To explore whether a player's age and total played time can help predict their newsletter subscription status, we followed several steps:

### Data Processing

- We used the `players.csv` dataset, which contains each player's age, total played hours, and subscription status.
- We kept only the necessary columns: `Age`, `played_hours`, and `subscribe`.
- We removed any rows with missing values to ensure a clean dataset for modeling.

### Splitting the Data

- We split the dataset into a **training set** (75%) and a **testing set** (25%) using random sampling.
- The training set was used to teach the model how age and played hours might relate to newsletter subscription.
- The testing set was used to evaluate how well the model performs on new, unseen data.

### Model

- We trained a **K-nearest neighbors (KNN)** classification model using `Age` and `played_hours` as the predictor variables, and `subscribe` as the response.
- The model identifies patterns in training data to classify new players as likely subscribers or not.

### Evaluation

- We evaluated the model using **accuracy**, which measures the proportion of correct predictions on the test set.
- A higher accuracy means that `Age` and `played_hours` are useful predictors of subscription status.

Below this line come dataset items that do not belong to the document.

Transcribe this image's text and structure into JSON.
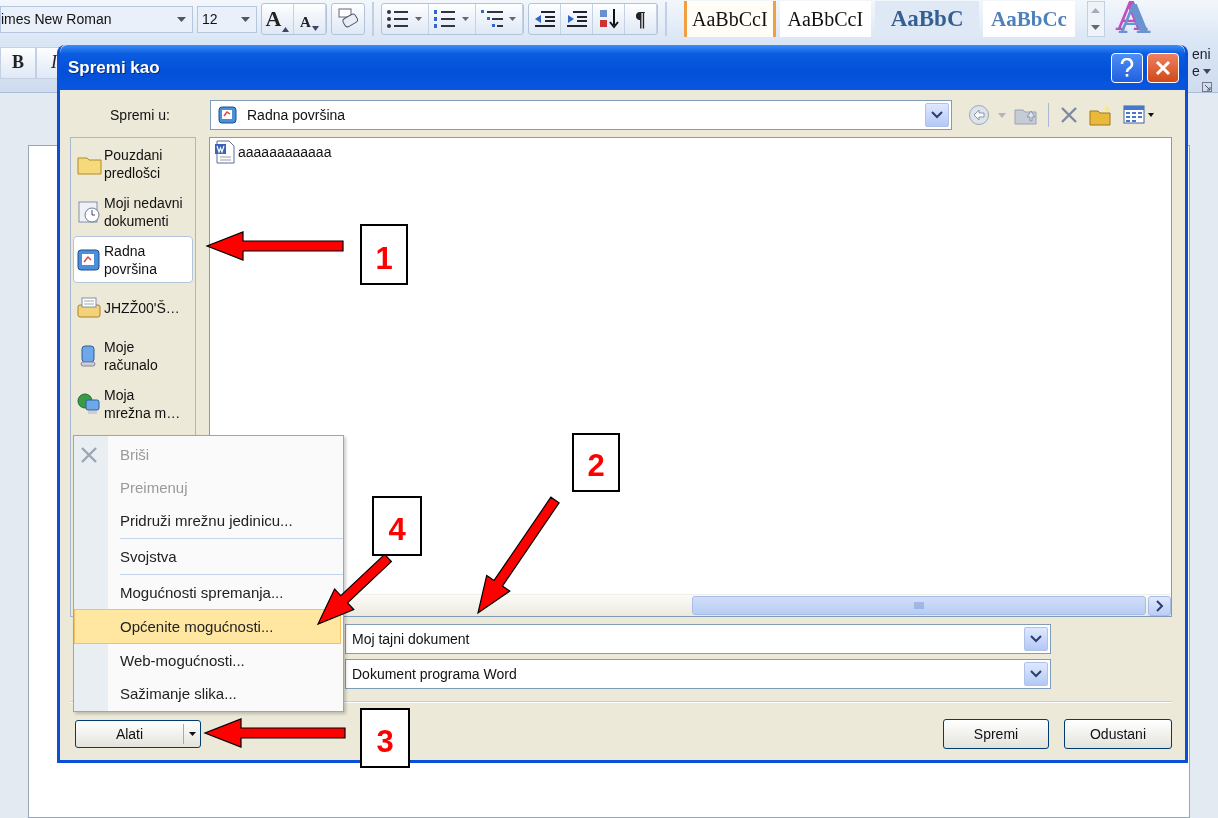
{
  "ribbon": {
    "font": "imes New Roman",
    "size": "12",
    "grow_font": "A",
    "shrink_font": "A",
    "bold": "B",
    "italic": "I",
    "pilcrow": "¶",
    "styles": [
      {
        "sample": "AaBbCcI",
        "kind": "normal",
        "selected": true
      },
      {
        "sample": "AaBbCcI",
        "kind": "normal",
        "selected": false
      },
      {
        "sample": "AaBbC",
        "kind": "heading1",
        "selected": false
      },
      {
        "sample": "AaBbCc",
        "kind": "heading2",
        "selected": false
      }
    ],
    "change_styles": {
      "glyph": "A",
      "label_lines": [
        "eni",
        "e"
      ]
    }
  },
  "dialog": {
    "title": "Spremi kao",
    "save_in_label": "Spremi u:",
    "location": "Radna površina",
    "places": [
      {
        "label": "Pouzdani\npredlošci",
        "kind": "folder",
        "selected": false
      },
      {
        "label": "Moji nedavni\ndokumenti",
        "kind": "recent",
        "selected": false
      },
      {
        "label": "Radna\npovršina",
        "kind": "desktop",
        "selected": true
      },
      {
        "label": "JHZŽ00'Š…",
        "kind": "drive",
        "selected": false
      },
      {
        "label": "Moje\nračunalo",
        "kind": "computer",
        "selected": false
      },
      {
        "label": "Moja\nmrežna m…",
        "kind": "network",
        "selected": false
      }
    ],
    "files": [
      {
        "name": "aaaaaaaaaaaa"
      }
    ],
    "file_name": "Moj tajni dokument",
    "file_type": "Dokument programa Word",
    "tools_button": "Alati",
    "save_button": "Spremi",
    "cancel_button": "Odustani"
  },
  "tools_menu": [
    {
      "kind": "item",
      "label": "Briši",
      "disabled": true,
      "selected": false
    },
    {
      "kind": "item",
      "label": "Preimenuj",
      "disabled": true,
      "selected": false
    },
    {
      "kind": "item",
      "label": "Pridruži mrežnu jedinicu...",
      "disabled": false,
      "selected": false
    },
    {
      "kind": "separator"
    },
    {
      "kind": "item",
      "label": "Svojstva",
      "disabled": false,
      "selected": false
    },
    {
      "kind": "separator"
    },
    {
      "kind": "item",
      "label": "Mogućnosti spremanja...",
      "disabled": false,
      "selected": false
    },
    {
      "kind": "item",
      "label": "Općenite mogućnosti...",
      "disabled": false,
      "selected": true
    },
    {
      "kind": "item",
      "label": "Web-mogućnosti...",
      "disabled": false,
      "selected": false
    },
    {
      "kind": "item",
      "label": "Sažimanje slika...",
      "disabled": false,
      "selected": false
    }
  ],
  "callouts": [
    {
      "number": "1"
    },
    {
      "number": "2"
    },
    {
      "number": "3"
    },
    {
      "number": "4"
    }
  ]
}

This analysis helps us understand whether player demographics (age) and behavior (play time) are useful indicators of newsletter interest.

In [None]:
library(tidyverse)
library(tidymodels)

# Data Processing
players <- read_csv("players.csv") |>
    select(Age, played_hours, subscribe) |>
    drop_na() |>
    filter(played_hours <= 20, Age <= 35) |>
    mutate(subscribe = as.factor(subscribe))

# Splitting the Data
set.seed(123)
split <- initial_split(players, prop = 0.75)
train_data <- training(split)
test_data <- testing(split)

# Model
knn_recipe <- recipe(subscribe ~ Age + played_hours, data = train_data) |>
    step_scale(all_numeric_predictors()) |>
    step_center(all_numeric_predictors())

knn_spec <- nearest_neighbor(mode = "classification", neighbors = 5) |>
    set_engine("kknn")

knn_workflow <- workflow() |>
    add_recipe(knn_recipe) |>
    add_model(knn_spec)

knn_fit <- fit(knn_workflow, data = train_data)

# Evaluation
predicted_classes <- predict(knn_fit, new_data = test_data)

test_predictions <- test_data |>
    mutate(prediction = pull(predicted_classes, .pred_class))

accuracy(test_predictions, truth = subscribe, estimate = prediction)

In [None]:
ggplot(players, aes(x = played_hours)) +
  geom_histogram(bins = 30)

ggplot(players, aes(x = Age)) +
  geom_histogram(bins = 20)

## Discussion

After training a K-nearest neighbors (KNN) classification model using `Age` and `played_hours` as predictor variables, the model achieved an accuracy of approximately **68.2%** on the testing set. This marks a substantial improvement compared to the initial accuracy of 53%, which was obtained using the full dataset without filtering.

We identified and removed extreme values in both variables. Most players had less than 25 total played hours and were between 15 and 30 years old. These observations guided us to filter the data to focus on the core player group. This step significantly reduced noise in the data and allowed the model to learn more consistent patterns.

The improved accuracy suggests that **player demographics and behavioral time investment can moderately predict newsletter subscription**. While not highly accurate, the model performs better than random guessing and indicates some signal in the selected variables.

However, the moderate performance also implies that other unobserved factors may play a more important role in predicting subscription. For example, social interactions, in-game achievements, or motivations for joining the community could be more relevant but were not available in this dataset.

To further improve the model, future work could:
- Include additional variables (e.g., gender, experience level, event participation)
- Try alternative models (e.g., logistic regression, decision trees)
- Address potential class imbalance through resampling or weighted loss functions

Overall, this analysis demonstrates how basic demographic and behavioral features can offer some predictive value, while also highlighting the limits of such information when used in isolation.